In light of various offline comments, and Ben’s latest Lawfare post, let me briefly elaborate upon my post from this morning with respect to Saturday’s remarks by Lisa Monaco and the ongoing debate over AUMF reform. To my mind, folks are misreading Monaco’s comments because they are conflating three very different questions:
- What, if anything, is going to happen to the September 2001 AUMF?
- What additional (“extra-AUMF”) statutory authorities, if any, will the President seek for groups not covered by the 2001 AUMF (e.g., ISIS)?
- What powers does the President believe he has in the absence of any statutory authorization?
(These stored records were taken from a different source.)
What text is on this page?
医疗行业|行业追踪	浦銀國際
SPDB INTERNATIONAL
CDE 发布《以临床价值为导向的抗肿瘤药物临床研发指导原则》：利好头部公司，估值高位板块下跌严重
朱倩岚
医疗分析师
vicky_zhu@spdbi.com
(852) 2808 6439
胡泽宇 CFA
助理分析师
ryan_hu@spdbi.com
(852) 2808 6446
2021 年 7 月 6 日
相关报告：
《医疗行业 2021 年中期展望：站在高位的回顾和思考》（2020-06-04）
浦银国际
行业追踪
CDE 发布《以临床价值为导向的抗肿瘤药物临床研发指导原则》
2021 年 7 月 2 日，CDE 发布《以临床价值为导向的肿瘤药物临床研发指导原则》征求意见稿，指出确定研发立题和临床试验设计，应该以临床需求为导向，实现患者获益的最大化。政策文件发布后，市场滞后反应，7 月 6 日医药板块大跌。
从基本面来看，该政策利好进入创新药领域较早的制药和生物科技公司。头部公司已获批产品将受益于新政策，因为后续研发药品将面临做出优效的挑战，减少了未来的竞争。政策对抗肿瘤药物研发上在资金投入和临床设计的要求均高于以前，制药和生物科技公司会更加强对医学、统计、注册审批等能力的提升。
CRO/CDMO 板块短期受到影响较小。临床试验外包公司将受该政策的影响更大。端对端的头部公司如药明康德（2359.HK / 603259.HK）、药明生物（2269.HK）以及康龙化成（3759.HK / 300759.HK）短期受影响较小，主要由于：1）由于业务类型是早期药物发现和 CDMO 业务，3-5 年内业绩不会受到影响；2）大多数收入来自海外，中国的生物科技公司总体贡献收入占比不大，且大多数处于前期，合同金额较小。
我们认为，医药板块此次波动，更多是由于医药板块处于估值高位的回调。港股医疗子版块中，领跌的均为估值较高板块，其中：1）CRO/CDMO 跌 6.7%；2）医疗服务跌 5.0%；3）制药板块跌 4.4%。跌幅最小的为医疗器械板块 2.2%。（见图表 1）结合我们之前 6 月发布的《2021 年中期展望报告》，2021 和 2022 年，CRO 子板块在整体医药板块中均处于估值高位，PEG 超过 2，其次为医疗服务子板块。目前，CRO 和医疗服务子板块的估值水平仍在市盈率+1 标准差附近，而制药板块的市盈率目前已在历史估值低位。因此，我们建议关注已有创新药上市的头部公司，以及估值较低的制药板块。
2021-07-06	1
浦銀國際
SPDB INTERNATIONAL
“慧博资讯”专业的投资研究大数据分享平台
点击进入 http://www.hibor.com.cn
I didn’t see anything in Lisa’s comments—including her response to Raha—that suggested that the Administration has changed its view since at all with respect to questions (1) or (3) since the President’s May 2013 speech at the National Defense University. They are still seeking to refine or repeal the AUMF in light of the changed nature of the threat posed by al Qaeda and the Taliban; and they still believe that the President has at least some authority to use military force in the absence of any statute.
The million-dollar question is (2). And although Congress may address (2) in the same bill that addresses (1), we would all do well to keep these questions distinct. Thus, if what Lisa was saying was, in fact, about authority to go after groups clearly outside the scope of the AUMF (again, think ISIS), I think that only underscores the conclusion that there’s nothing new here. The Administration has never said it wouldn’t go to Congress if and when the need for extra-AUMF authority came along; it’s just resisted the notion that we’re there yet. And the whole point of the fight between Jen Daskal & me, on the one hand, and the Lawfare crew, on the other, is whether Congress should provide such forward-looking authority against groups with no connection to September 11 before they’re actually needed. The Hoover paper says yes; Jen and I rather emphatically say no. If the Administration does eventually seek a limited, group-specific use-of-force authorization against a group not covered by the 2001 AUMF, that only vindicates what Jen and I argued for in our paper–contra the broad and open-ended proposal at the core of the Hoover paper.
Of course, only folks inside the Administration can say for sure whether a shift in policy is nigh. But it would behoove all of us to be clear on what the current policy actually is before we can assess whether unscripted remarks to an unscripted question portend a shift thereof.